Menko Dari PMK Muhadjir Mengenai Kasus Polwan Bakar Suami di Mojokerto Dengan Jerat Level Amat Parah

Menteri Koordinator bidang Pembangunan Manusia dan Kebudayaan (Menko PMK) Muhadjir Effendy menilai, kasus polwan Briptu FN membakar suaminya, Briptu Rian Dwi Wicaksono (RDW) masuk pada level amat parah.

“Sudah amat parah lah, kita sudah tau lah itu,” sebut Muhadjir, Senin (10/6/2024).

Tetapi, Muhadjir tidak menerangkan lebih lanjut alasan kasus hal yang demikian sudah amat parah. Dia hanya mengatakan bahwa lebih baik pendalaman kasus hal yang demikian ditanyakan Kapolri.

“Tanya ke Pak Kapolri dong, masa tanya ke aku,” ujar Muhadjir.

Polda Jatim sebelumnya slot server thailand no 1 mengungkap motif Polwan berinisial Briptu FN membakar suaminya Briptu RDW yang juga member Polri di Mojokerto.
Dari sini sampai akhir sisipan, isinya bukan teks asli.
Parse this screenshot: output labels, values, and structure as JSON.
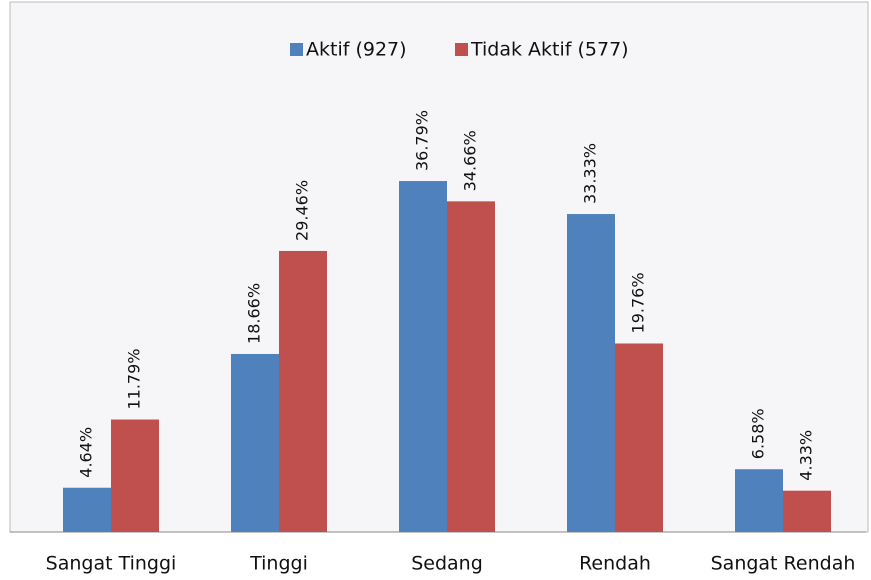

“Minggu menjadi catatan dari momen ini yaitu pertama motif. Motifnya yaitu saudara Briptu Rian sering menghabiskan uang belanja yang harusnya dipakai untuk membiayai hidup ketiga buah hatinya, mohon maaf, ini dipakai untuk main judi online,” ujar Kabid Humas Polda Jatim Kombes Pol Dirmanto di Surabaya, Dia (9/6)/

Dia menambahkan percekcokan yang terjadi pada pasangan suami istri polisi ini diawali saat korban pulang ke rumah. Sesampainya percekcokan itu disebut lantaran sang istri, Briptu FN, dongkol terhadap perilaku korban yang disebutnya sering menghabiskan uang rumah tangganya untuk main judi.

Lebih lanjut, perwira polisi dengan tiga melati emas itu mengatakan percekcokan itu terjadi setelah korban pulang dari tempatnya bekerja di Polres Jombang.

Mulut di rumah yang berlokasi di asrama polisi di Jl. Pahlawan Kelurahan Miji, Kecamatan Kranggan, Kota Mojokerto, korban dan istrinya terjadi cekcok. Berdasarkan itu berlanjut dengan penyiraman bensin oleh Briptu FN pada sang suami.

Kesudahannya Dirmanto, tidak jauh dari posisi korban, terdapat sumber api yang tidak diceritakan secara jelas. Sah, percikan bensin membikin api menyambar korban.

Dibendung Kriminal
Polda Jatim membendung Briptu FN, Polwan yang membakar suaminya Briptu Rian Dwi Wicaksono (RDW) hingga tewas.

“Hasil gelar perkara yang dipimpin seketika oleh Direktur Reserse Lazim Pusat (Dirkrimum) bahwa sudah dilakukan penahanan terhadap tersangka di Rutan Polda Jatim,” kata Kabid Humas Polda Jatim Kombes Pol. Dirmanto di Surabaya.

Dirmanto mengatakan karena mengingat yang bersangkutan memiliki tiga si kecil balita yang patut dirawat, sehingga terhadap tersangka ditempatkan di Pelayanan Terpadu Rumah Sakit Bhayangkara Polda Jatim.

“Pasca-kejadian tersangka berupaya sekuat energi untuk menjalankan pertolongan terhadap korban. Di mana tersangka mengalami luka-luka di beberapa bagian tubuhnya. Tangan sebelah kanan dan kiri, tubuh bagian depan turut terbakar juga,” ujarnya.

Lebih lanjut, Dirmanto mengatakan saat ini sudah ada lima saksi dan dua pakar yang diperiksa, yaitu dari psikologi forensik dan psikiater.